One of my early mentors in hospice, who was also a three-time cancer survivor, told me, “When you look death in the eye and death blinks first, you understand that anything is possible.” Being an educated consumer of healthcare means understanding the possibilities. So far, I have never had to stand in my mentor’s shoes, but I have held on to those words and try to carry that energy into the halls of work every day. To that end, I will share the guiding principles that helped shape the last ten years and will light the path for the next decade:
- Integrate high standards into an organization’s DNA. Organizations that publicly foster and display high standards attract people with high standards which leads to higher quality.
- None of us is as smart as all of us. Open and respectful debate and pushback is encouraged at YoloCares. Out-of-the-box ideas are also cultivated and regularly explored. This will always lead to more perfect decisions and a better execution of those decisions. One person will never see all sides of a situation or opportunity, but the notion of “all of us” will likely provide more perfect vision.
- Hire better than you. It is always to the benefit of a leader to hire the absolute best people they can possibly afford—and then move out of the way. It is essential to be brave enough to hire people who are better than you— in some capacity, if not overall.
- Culture is everything. In matters of choosing team members and keeping good people engaged, the most valuable lesson I have gleaned from 30 years of management is that organizational culture trumps everything else. Within organizations that are intentional about shaping culture, someone’s skills and experience are important, but they are not everything. Culture is the invisible glue that not only holds an organization together, but allows it to thrive. It reflects norms like purpose, values, mission and approach … the stuff that is hard to codify, hard to evaluate, and certainly hard to measure and manage. Yet, it is the stuff that determines how things get done.
At YoloCares, culture also determines how patients are cared for, how families are treated, how staff and volunteers are valued, how the larger community is supported and how decisions are made.

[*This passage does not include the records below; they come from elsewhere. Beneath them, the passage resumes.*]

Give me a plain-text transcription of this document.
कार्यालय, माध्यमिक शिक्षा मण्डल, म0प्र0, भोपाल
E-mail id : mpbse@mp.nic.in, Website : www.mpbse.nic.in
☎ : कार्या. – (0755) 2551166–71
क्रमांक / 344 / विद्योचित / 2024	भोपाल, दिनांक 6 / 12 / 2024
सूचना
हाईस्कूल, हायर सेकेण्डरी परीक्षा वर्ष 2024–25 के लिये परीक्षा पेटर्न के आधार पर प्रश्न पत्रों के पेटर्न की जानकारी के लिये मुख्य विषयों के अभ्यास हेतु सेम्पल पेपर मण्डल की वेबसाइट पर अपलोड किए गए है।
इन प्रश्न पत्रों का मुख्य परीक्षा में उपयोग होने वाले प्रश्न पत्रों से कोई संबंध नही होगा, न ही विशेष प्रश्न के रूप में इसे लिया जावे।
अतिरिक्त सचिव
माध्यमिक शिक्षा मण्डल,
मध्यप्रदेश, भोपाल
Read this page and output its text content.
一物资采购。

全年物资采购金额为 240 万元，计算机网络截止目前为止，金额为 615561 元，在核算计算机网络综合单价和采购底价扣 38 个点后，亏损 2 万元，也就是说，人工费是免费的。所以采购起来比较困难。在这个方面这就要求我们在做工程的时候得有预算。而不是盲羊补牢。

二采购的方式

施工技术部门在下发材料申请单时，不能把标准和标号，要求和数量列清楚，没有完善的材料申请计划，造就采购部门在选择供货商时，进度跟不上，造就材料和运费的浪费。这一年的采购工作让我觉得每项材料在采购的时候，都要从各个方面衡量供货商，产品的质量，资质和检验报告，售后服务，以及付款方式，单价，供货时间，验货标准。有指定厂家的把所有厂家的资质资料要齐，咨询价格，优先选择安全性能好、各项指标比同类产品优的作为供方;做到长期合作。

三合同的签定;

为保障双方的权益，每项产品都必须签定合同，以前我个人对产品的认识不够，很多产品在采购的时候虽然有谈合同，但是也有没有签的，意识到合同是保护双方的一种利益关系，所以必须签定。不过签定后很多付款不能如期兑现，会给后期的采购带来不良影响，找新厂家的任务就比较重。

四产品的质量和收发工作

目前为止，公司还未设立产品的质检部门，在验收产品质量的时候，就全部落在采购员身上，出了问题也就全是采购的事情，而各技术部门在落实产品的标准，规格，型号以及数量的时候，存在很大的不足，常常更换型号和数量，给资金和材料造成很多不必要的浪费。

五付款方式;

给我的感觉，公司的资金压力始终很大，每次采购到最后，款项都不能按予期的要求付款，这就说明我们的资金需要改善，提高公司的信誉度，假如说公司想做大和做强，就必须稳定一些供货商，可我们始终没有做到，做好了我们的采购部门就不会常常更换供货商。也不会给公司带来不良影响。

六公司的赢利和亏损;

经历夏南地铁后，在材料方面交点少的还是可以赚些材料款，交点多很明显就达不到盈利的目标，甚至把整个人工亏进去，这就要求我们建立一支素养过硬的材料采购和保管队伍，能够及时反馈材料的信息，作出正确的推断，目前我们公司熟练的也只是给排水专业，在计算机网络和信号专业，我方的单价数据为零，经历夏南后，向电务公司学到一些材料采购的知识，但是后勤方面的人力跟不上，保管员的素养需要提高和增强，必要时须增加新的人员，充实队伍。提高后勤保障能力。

Organizational culture is very much like a garden — left unattended, a garden will grow all kinds of weeds and plants that can choke out the good stuff you want to grow. But if you spend time tending to your garden (i.e., culture) it becomes a lot easier to grow the things you actually want.
Culture needs to be cultivated. If employees within an organization show and foster competence, trust, respect for individuals, flexibility, innovation, teamwork and uncompromising integrity, it is because the culture demands it. In YoloCare’s founding documents the board of directors made a few things clear for future generations of leaders, staff and volunteers — that the organization they were giving birth to would be known for its willingness to challenge the status quo if it meant providing better and more person-centered care for patients and families. They understood, as we still do today, that culture matters.